JurnalPatroliNews – Semarang – Kantor Imigrasi Semarang berhasil membongkar dan menggerebek sebuah markas besar sindikat penipuan daring internasional bermodus love scamming.
Operasi penggerebekan tersebut dilancarkan petugas di kawasan Perumahan Puri Eksekutif, Puri Anjasmoro, Kecamatan Semarang Barat, Kota Semarang.
Tim gabungan bergerak melakukan penindakan hukum secara mendadak pada Kamis (4/6) malam sekitar pukul 23.30 WIB.
Dari lokasi penggerebekan tersebut, pihak imigrasi berhasil mengamankan empat orang warga negara asing (WNA) asal Tiongkok.
Kepala Kantor Imigrasi Semarang, Ari Widodo, mengonfirmasi keberhasilan pengungkapan kasus siber keimigrasian ini pada Selasa (9/6).
Ari memaparkan bahwa terbongkarnya markas kejahatan ini merupakan hasil dari kegiatan intelijen keimigrasian yang dilakukan secara intensif selama dua pekan.
Operasi senyap di lapangan tersebut digawangi langsung oleh Tim Intelijen dan Penindakan Keimigrasian (Inteldakim) Kantor Imigrasi Semarang.
Adapun empat warga negara Tiongkok yang diringkus oleh petugas masing-masing berinisial HJ (40), HK (44), HY (44), dan TW (37).
Selain para warga asing, petugas di lapangan juga ikut mengamankan dua orang warga negara Indonesia (WNI) berinisial DS (26) dan E (26).
Seluruh pelaku yang diamankan dari lokasi perumahan mewah tersebut saat ini masih harus menjalani proses pemeriksaan intensif oleh tim penyidik.

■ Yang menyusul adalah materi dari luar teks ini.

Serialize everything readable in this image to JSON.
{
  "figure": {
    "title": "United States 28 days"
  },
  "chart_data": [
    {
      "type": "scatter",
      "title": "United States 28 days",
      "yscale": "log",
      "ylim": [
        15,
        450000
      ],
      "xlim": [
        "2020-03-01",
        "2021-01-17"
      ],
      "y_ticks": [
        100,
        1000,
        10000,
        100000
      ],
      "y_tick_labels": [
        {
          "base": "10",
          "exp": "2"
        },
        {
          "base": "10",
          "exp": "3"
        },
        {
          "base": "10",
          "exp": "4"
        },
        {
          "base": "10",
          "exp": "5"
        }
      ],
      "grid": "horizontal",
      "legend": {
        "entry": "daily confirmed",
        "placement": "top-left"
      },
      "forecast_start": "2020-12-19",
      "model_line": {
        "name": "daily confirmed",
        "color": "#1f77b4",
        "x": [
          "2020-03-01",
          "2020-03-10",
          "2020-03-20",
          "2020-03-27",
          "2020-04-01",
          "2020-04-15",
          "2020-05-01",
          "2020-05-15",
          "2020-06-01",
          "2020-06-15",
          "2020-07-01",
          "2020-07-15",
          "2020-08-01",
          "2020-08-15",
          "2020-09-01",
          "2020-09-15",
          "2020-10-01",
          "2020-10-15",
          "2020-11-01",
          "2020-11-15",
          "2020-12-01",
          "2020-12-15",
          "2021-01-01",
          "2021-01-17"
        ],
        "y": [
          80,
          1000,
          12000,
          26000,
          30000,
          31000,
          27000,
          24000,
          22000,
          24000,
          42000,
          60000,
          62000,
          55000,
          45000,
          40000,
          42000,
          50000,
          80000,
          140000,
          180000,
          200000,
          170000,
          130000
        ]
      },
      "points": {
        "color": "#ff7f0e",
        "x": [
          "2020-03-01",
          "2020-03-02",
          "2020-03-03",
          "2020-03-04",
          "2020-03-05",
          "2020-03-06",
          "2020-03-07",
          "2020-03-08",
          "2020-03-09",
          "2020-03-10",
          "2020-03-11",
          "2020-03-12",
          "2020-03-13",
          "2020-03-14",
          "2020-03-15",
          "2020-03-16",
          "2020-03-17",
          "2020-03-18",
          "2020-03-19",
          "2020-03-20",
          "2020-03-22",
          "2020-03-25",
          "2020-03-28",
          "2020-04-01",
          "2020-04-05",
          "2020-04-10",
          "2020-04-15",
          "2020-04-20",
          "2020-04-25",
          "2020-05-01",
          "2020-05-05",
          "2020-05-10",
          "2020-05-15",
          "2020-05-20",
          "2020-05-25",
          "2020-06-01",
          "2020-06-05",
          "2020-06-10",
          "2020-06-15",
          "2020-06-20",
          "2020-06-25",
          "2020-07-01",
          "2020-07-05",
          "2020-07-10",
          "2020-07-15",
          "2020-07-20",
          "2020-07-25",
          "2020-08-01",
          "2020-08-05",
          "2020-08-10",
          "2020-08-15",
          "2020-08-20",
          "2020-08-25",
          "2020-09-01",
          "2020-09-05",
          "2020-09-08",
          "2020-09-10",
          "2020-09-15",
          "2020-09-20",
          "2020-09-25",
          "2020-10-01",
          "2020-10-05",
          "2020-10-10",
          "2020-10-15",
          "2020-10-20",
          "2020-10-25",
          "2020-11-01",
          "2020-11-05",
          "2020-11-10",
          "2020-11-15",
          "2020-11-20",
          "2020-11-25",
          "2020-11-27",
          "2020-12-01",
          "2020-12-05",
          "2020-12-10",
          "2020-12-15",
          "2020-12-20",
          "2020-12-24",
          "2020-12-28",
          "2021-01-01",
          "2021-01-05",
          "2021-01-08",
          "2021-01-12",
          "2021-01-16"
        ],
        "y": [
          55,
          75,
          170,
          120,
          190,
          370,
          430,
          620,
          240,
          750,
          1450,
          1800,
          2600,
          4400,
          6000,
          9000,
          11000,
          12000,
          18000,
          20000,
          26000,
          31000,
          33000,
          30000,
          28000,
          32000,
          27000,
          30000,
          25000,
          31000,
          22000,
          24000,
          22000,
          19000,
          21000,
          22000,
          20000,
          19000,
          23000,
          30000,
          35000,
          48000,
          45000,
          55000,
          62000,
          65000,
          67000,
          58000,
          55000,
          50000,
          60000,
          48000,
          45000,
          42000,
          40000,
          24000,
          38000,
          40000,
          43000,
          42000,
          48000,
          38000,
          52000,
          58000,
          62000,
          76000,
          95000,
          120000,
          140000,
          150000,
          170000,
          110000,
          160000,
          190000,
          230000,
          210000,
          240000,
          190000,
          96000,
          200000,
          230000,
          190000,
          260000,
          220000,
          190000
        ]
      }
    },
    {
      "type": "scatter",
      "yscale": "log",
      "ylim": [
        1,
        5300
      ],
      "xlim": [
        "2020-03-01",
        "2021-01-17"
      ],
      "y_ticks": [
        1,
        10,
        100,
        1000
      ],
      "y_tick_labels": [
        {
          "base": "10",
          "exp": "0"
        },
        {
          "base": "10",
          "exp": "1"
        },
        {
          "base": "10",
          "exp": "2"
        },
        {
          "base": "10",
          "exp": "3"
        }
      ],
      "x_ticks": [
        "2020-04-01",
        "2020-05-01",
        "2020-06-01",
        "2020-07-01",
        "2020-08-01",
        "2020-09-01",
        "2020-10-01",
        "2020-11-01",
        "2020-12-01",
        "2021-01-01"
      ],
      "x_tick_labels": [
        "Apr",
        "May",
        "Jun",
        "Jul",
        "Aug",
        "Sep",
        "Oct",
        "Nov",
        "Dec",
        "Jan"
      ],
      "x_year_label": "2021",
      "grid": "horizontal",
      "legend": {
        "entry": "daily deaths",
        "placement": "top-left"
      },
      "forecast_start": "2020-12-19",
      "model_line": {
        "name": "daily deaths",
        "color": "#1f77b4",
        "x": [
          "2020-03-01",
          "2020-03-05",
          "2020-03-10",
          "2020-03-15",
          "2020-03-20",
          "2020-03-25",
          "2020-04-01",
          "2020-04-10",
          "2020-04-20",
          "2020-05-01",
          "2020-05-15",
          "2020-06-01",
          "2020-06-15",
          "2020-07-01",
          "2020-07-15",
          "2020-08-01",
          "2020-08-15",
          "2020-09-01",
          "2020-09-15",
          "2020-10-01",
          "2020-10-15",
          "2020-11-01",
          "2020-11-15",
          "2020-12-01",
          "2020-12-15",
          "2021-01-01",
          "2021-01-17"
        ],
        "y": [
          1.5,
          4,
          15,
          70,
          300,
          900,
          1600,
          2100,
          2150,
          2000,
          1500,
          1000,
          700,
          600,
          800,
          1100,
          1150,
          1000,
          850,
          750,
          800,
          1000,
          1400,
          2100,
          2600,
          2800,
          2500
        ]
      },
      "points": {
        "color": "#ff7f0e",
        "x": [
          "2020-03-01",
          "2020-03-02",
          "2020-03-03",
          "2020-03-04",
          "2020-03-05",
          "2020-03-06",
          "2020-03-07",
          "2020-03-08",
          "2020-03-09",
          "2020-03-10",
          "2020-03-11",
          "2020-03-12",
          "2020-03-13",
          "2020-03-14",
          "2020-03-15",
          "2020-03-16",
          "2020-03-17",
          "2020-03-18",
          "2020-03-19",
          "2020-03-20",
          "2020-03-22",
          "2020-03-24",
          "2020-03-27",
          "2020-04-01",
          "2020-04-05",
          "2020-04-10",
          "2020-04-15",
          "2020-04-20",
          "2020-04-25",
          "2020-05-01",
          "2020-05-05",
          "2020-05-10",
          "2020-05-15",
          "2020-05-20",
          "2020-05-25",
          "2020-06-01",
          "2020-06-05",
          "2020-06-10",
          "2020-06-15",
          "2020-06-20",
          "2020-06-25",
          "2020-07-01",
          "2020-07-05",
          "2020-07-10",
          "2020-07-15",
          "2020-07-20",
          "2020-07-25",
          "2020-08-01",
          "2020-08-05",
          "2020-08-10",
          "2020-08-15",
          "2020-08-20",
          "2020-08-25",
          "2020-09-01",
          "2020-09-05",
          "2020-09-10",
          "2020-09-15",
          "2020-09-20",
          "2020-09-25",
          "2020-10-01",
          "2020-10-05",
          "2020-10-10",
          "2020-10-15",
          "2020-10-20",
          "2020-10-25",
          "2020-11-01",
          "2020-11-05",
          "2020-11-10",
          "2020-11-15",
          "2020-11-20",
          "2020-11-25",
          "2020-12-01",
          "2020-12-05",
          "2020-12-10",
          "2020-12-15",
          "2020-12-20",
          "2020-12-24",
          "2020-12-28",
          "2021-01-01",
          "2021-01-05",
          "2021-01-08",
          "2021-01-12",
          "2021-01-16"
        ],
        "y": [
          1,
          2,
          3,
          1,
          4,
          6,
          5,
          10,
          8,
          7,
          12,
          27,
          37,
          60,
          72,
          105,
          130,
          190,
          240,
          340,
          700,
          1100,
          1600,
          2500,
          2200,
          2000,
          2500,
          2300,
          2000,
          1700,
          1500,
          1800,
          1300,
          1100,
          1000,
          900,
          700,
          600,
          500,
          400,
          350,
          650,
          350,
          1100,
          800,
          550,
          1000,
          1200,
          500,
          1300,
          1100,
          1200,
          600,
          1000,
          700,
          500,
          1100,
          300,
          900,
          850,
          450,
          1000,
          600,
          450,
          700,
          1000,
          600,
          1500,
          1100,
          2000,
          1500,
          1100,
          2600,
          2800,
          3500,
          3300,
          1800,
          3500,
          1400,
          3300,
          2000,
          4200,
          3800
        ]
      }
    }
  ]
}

Modus Hubungan Emosional dan Penyitaan Ratusan Ponsel
Dalam menjalankan aksi penipuan lintas negara ini, komplotan pelaku memanfaatkan berbagai macam platform komunikasi digital modern.
Beberapa instrumen aplikasi digital yang kerap digunakan oleh para pelaku untuk menjerat targetnya antara lain adalah DingTalk dan DingDing.
Uniknya, target atau korban yang mereka sasar dan kuras dana finansialnya dipastikan berada di luar wilayah teritorial Indonesia.
“Modus yang digunakan yakni membangun hubungan emosional dengan calon korban melalui identitas dan profil palsu, kemudian memanfaatkan kepercayaan yang telah bangun untuk memperoleh keuntungan finansial,” ungkap Ari Widodo.
Dari hasil penggeledahan menyeluruh di dalam markas tersebut, petugas menyita komoditas barang bukti operasional dalam jumlah yang sangat fantastis.
Instrumen utama yang disita petugas meliputi 604 unit telepon genggam berbagai merek serta tumpukan ratusan kartu SIM.
Tim Inteldakim juga menyita 11 unit laptop, 10 unit komputer all-in-one (AIO), 1 unit printer, 1 unit hard disk, 1 unit proyektor, dan 1 perangkat wireless portable.
Tiga buah dokumen paspor resmi milik Republik Rakyat Tiongkok beserta sejumlah dokumen keimigrasian lainnya ikut disita untuk dianalisis lebih lanjut.
Berdasarkan hasil pemeriksaan awal, para WNA tersebut diduga kuat telah melanggar ketentuan Pasal 122 huruf a Undang-Undang Nomor 6 Tahun 2011 tentang Keimigrasian terkait penyalahgunaan izin tinggal.
Selain itu, petugas juga mendalami kemungkinan penerapan Pasal 119 Undang-Undang Keimigrasian terhadap salah satu WNA yang kedapatan tidak mampu menunjukkan dokumen perjalanan sah dan masih berlaku.